8. The system of claim 7 in which the characteristic molecule has been amplified by PCR, RT-PCR, LCR, NASBA, or Eberwine-type methods.

9. The system of claim 7 where the predicted sub-fragment masses are obtained from Genbank.

10. The system of claim 7 in which ribosomal RNA is isolated from a sample

11. The system of claim 7 in which the mass of the signature is determined within 0.01%.

12. The system of claim 7 wherein said mass spectrometry comprises matrix assisted laser desorption ionization (MALDI).

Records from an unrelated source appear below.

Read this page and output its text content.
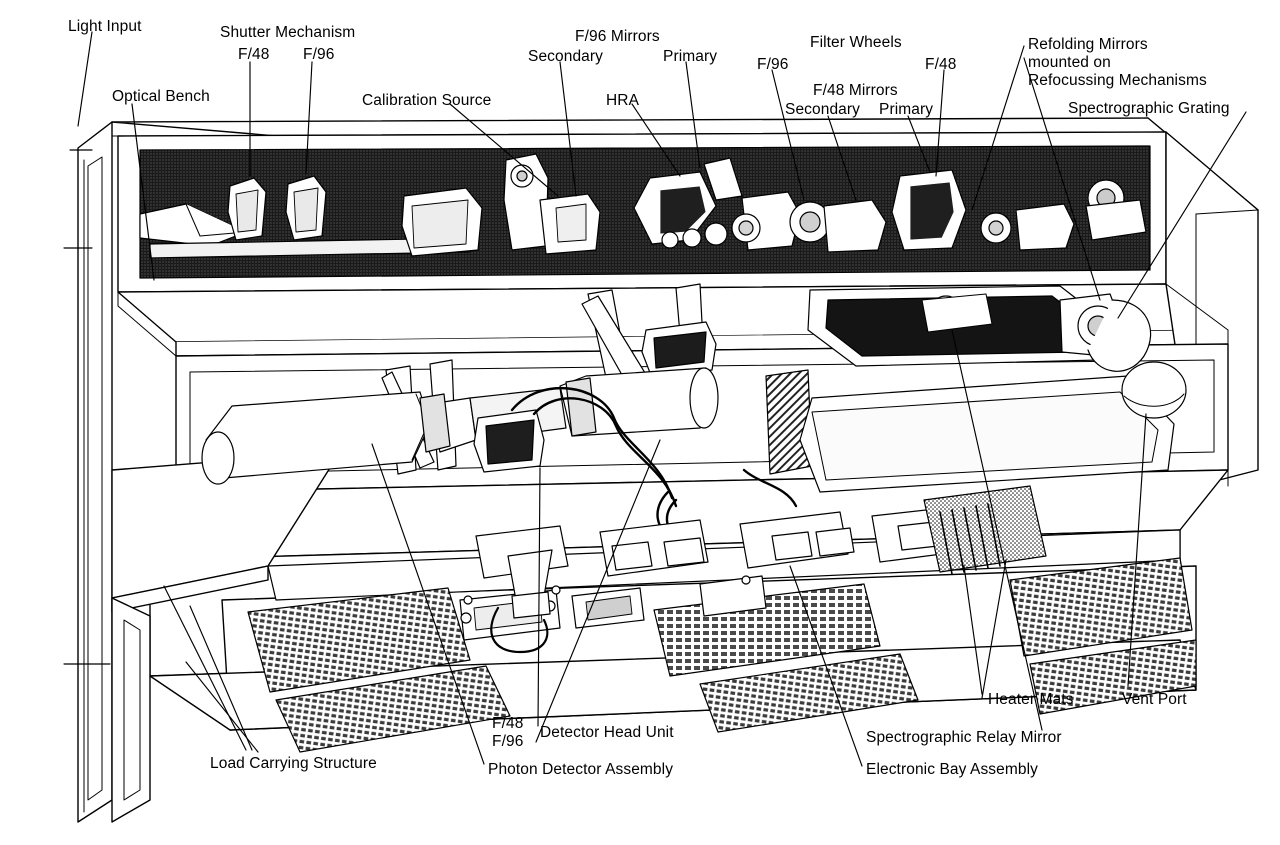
Light Input
Optical Bench
Shutter Mechanism
F/48 F/96
Calibration Source
F/96 Mirrors
Secondary	Primary
HRA
Filter Wheels
F/96	F/48
F/48 Mirrors
Secondary Primary
Refolding Mirrors
mounted on
Refocussing Mechanisms
Spectrographic Grating
Heater Mats	Vent Port
Spectrographic Relay Mirror
Electronic Bay Assembly
F/48
F/96
Detector Head Unit
Photon Detector Assembly
Load Carrying Structure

13. A method for identifying or detecting organisms such as bacteria, eukaryotes, archaebacteria, or viruses comprising:

determining known fragment sequences for a pre-determined set of nucleic acid or proteins;

isolating a characteristic nucleic acid or protein component of an organism present in a specimen,

determining at least a portion of the monomer composition of a sequence derived from said characteristic nucleic acid or protein; and

14. The method of claim 13 in which the characteristic molecule is DNA encoding ribosomal RNA or a fragment thereof

15. The method of claim 13 in which the characteristic molecule is a protein or fragment thereof.

16. The method of claim 13 in which the characteristic molecule is a DNA encoding a protein or fragment thereof.

17. The method of claim 13 in which the composition is determined by mass spectrometry.

18. The method of claim 13 in which the method of mass spectrometry comprises matrix assisted laser desorption ionization (MALDI).